Докуренную козью ножку он согнул до конца и погасил о крышку фонаря.

– Вот старик непонятливый! – задело Зотова. – Да что такое порядок государственный – ты представляешь? – окал он. – Это если каждый будет брать, что ему понравится, я возьму, ты возьмешь – разве мы войну выиграем?

– А зачем мешки ножами резали? – негодовала Валя. – Это по-каковски? Это наш народ?

– Должно быть, зашиты были, – высказал Кордубайло и вытер нос рукой.

– Так – разорничать? чтоб мимо сыпалось? на пути? – возмутилась тетя Фрося. – Сколько прорвали да сколько просыпали, товарищ лейтенант! Это сколько детей можно накормить!

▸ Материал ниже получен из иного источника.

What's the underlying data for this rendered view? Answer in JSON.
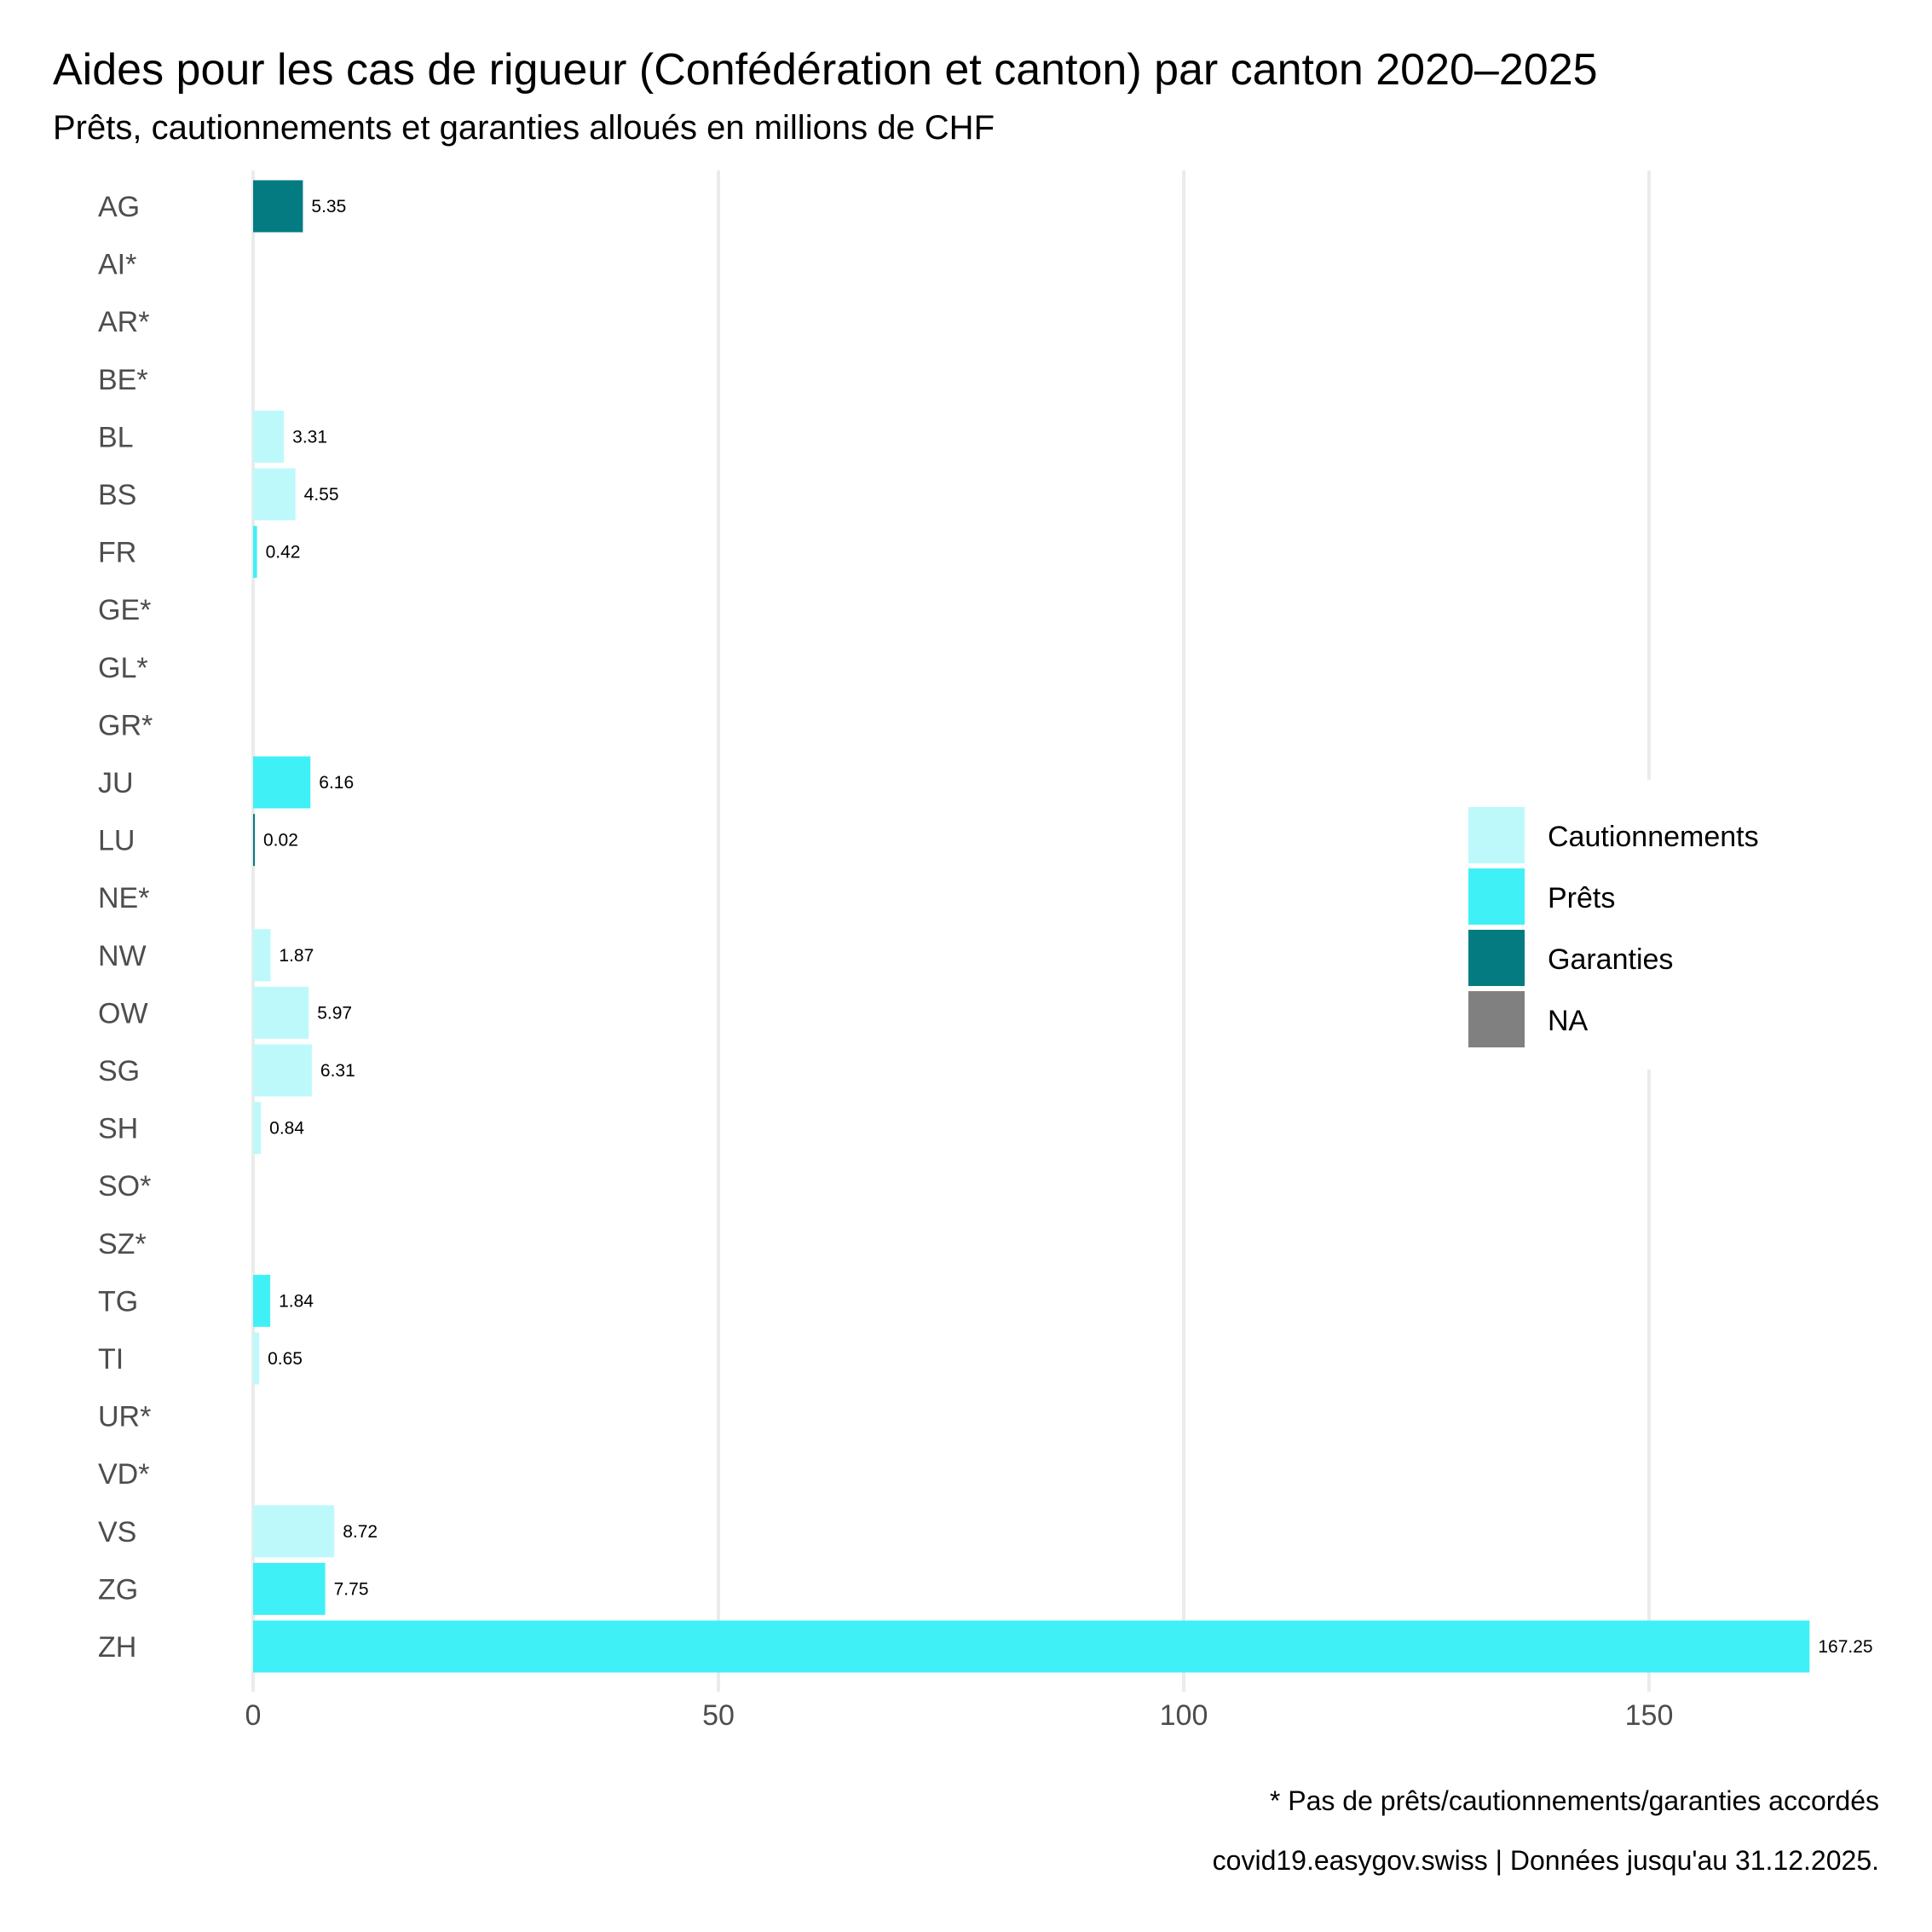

– Ну, правильно, – сказал старик. – А в такой вот дождь в полувагонах и остальная помокнет.

– А, да что с ним говорить! – раздосадовался Зотов на себя больше, что встрял в никчемный и без того ясный разговор. – Не шумите тут! Работать мешаете!

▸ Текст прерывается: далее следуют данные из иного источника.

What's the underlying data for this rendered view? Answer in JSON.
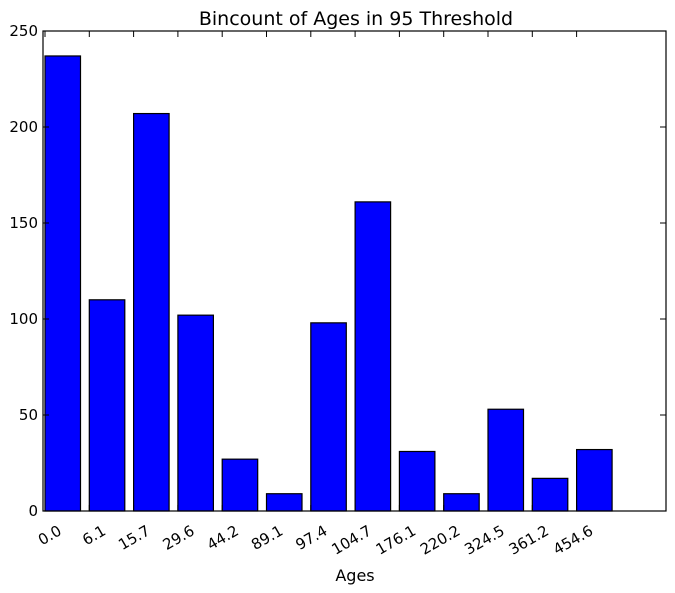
{
  "chart_data": {
    "type": "bar",
    "title": "Bincount of Ages in 95 Threshold",
    "xlabel": "Ages",
    "ylabel": "",
    "categories": [
      "0.0",
      "6.1",
      "15.7",
      "29.6",
      "44.2",
      "89.1",
      "97.4",
      "104.7",
      "176.1",
      "220.2",
      "324.5",
      "361.2",
      "454.6"
    ],
    "values": [
      237,
      110,
      207,
      102,
      27,
      9,
      98,
      161,
      31,
      9,
      53,
      17,
      32
    ],
    "ylim": [
      0,
      250
    ],
    "yticks": [
      0,
      50,
      100,
      150,
      200,
      250
    ],
    "grid": false,
    "bar_color": "#0000ff",
    "edge_color": "#000000"
  }
}
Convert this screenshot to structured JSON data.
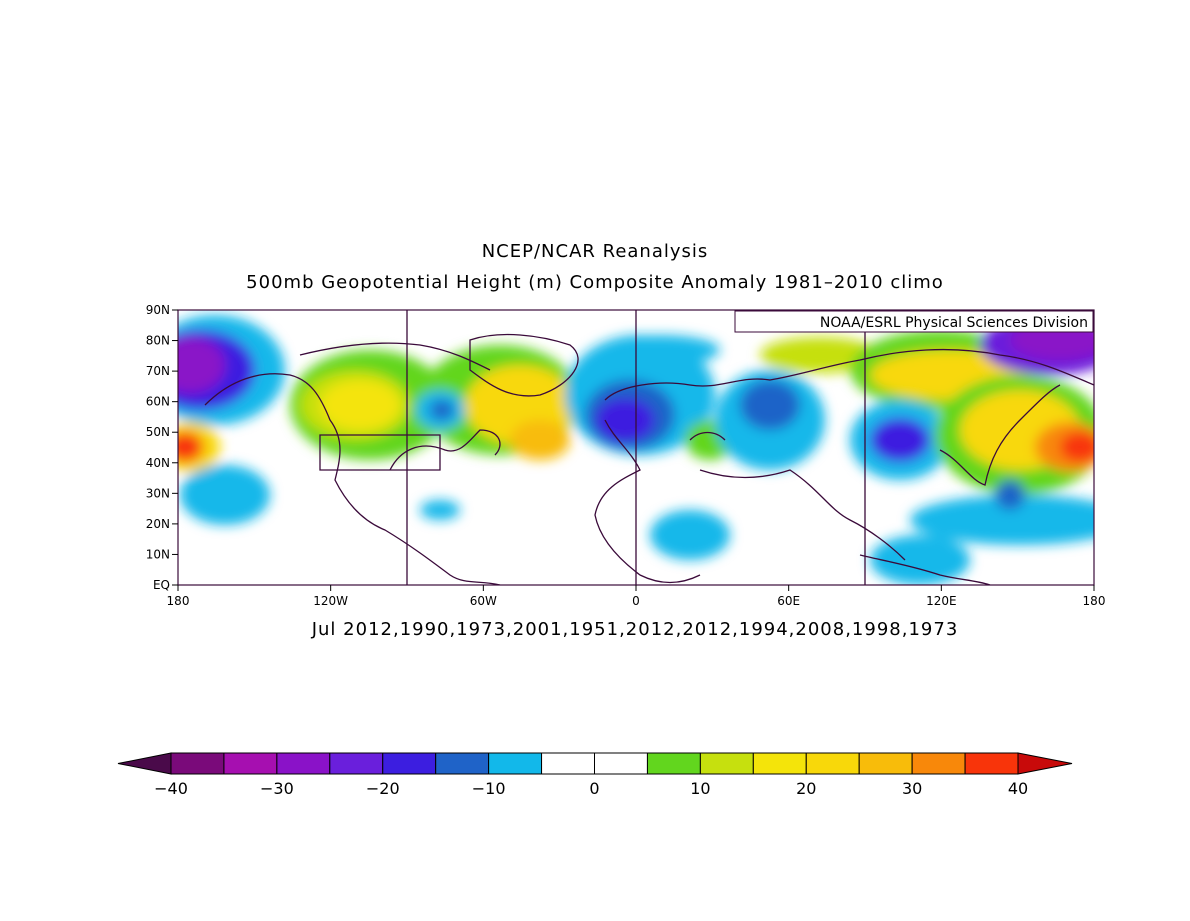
{
  "title_line1": "NCEP/NCAR Reanalysis",
  "title_line2": "500mb Geopotential Height (m) Composite Anomaly 1981–2010 climo",
  "credit": "NOAA/ESRL Physical Sciences Division",
  "subtitle": "Jul 2012,1990,1973,2001,1951,2012,2012,1994,2008,1998,1973",
  "lat_labels": [
    "90N",
    "80N",
    "70N",
    "60N",
    "50N",
    "40N",
    "30N",
    "20N",
    "10N",
    "EQ"
  ],
  "lon_labels": [
    "180",
    "120W",
    "60W",
    "0",
    "60E",
    "120E",
    "180"
  ],
  "colorbar": {
    "colors": [
      "#4a0a4a",
      "#7a0a7a",
      "#a60fb0",
      "#8a12c8",
      "#6a1fdc",
      "#3c1ee0",
      "#1f63c8",
      "#12b8ea",
      "#ffffff",
      "#ffffff",
      "#62d61e",
      "#c6e00e",
      "#f4e40a",
      "#f8d80a",
      "#f8bc0a",
      "#f8880a",
      "#f8340a",
      "#c80a0a"
    ],
    "labels": [
      "−40",
      "−30",
      "−20",
      "−10",
      "0",
      "10",
      "20",
      "30",
      "40"
    ]
  }
}
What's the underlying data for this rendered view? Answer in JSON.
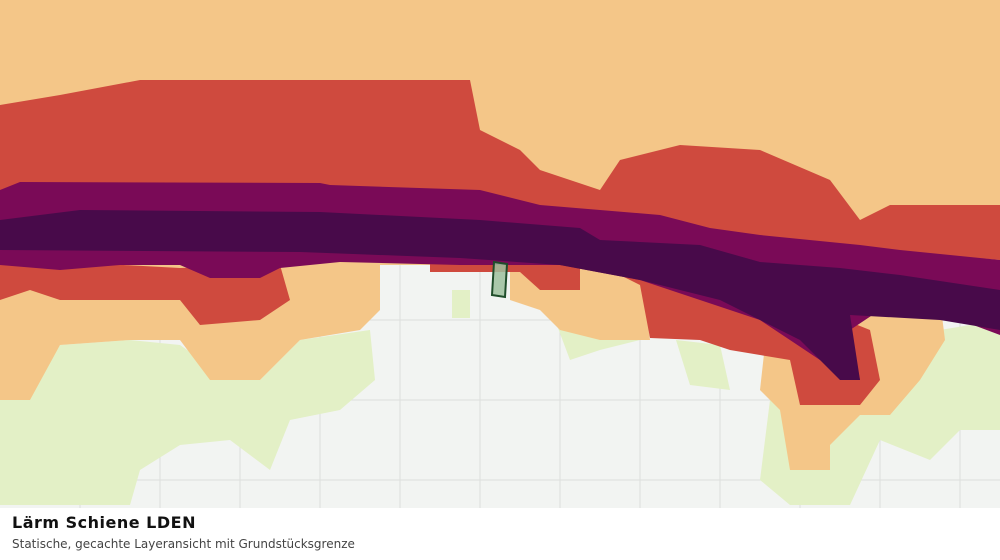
{
  "title": "Lärm Schiene LDEN",
  "subtitle": "Statische, gecachte Layeransicht mit Grundstücksgrenze"
}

Тетя Фрося уже пообчистила фитиль, зажгла коптилку и укрепила ее в фонаре. Она поднялась за своим отвердевшим, скоробившимся плащом:

– Ну-к, подвостри мне, Валюша, карандашик. Пойду семьсот шестьдесят пятый списывать.

Зотов ушел к себе.

Вся эта вчерашняя история могла кончиться хуже. Окруженцы, когда убили их товарища, оставили мешки с мукой и бросились с ревом на мальчишку-часового. Они уже вырвали у него винтовку – да, кажется, он ее и отдал без сопротивления, – начали бить его и просто бы могли растерзать, если б наконец не подоспел разводящий. Он сделал вид, что арестовал часового, и увел.

Когда везут окруженцев, каждая комендатура подноравливает спихнуть их сразу дальше. Прошлой ночью еще один такой эшелон – 245413-й, из Павельца на Арчеду, – Зотов принял и поскорее проводил. Эшелон простоял в Кочетовке минут двадцать, окруженцы спали и не выходили. Окруженцы, когда их много вместе, – страшный, лихой народ. Они не часть, у них нет оружия, но чувствуют они себя вчерашней армией, это те самые ребята, которые в июле стояли где-нибудь под Бобруйском, или в августе под Киевом, или в сентябре под Орлом.

Зотов робел перед ними – с тем же чувством, наверно, с каким мальчишка-часовой отдал винтовку, не стреляя больше. Он стыдился за свое положение тылового коменданта. Он завидовал им и готов был, кажется, принять на себя даже некоторую их небезупречность, чтоб только знать, что за его спиной тоже – бои, обстрелы, переправы.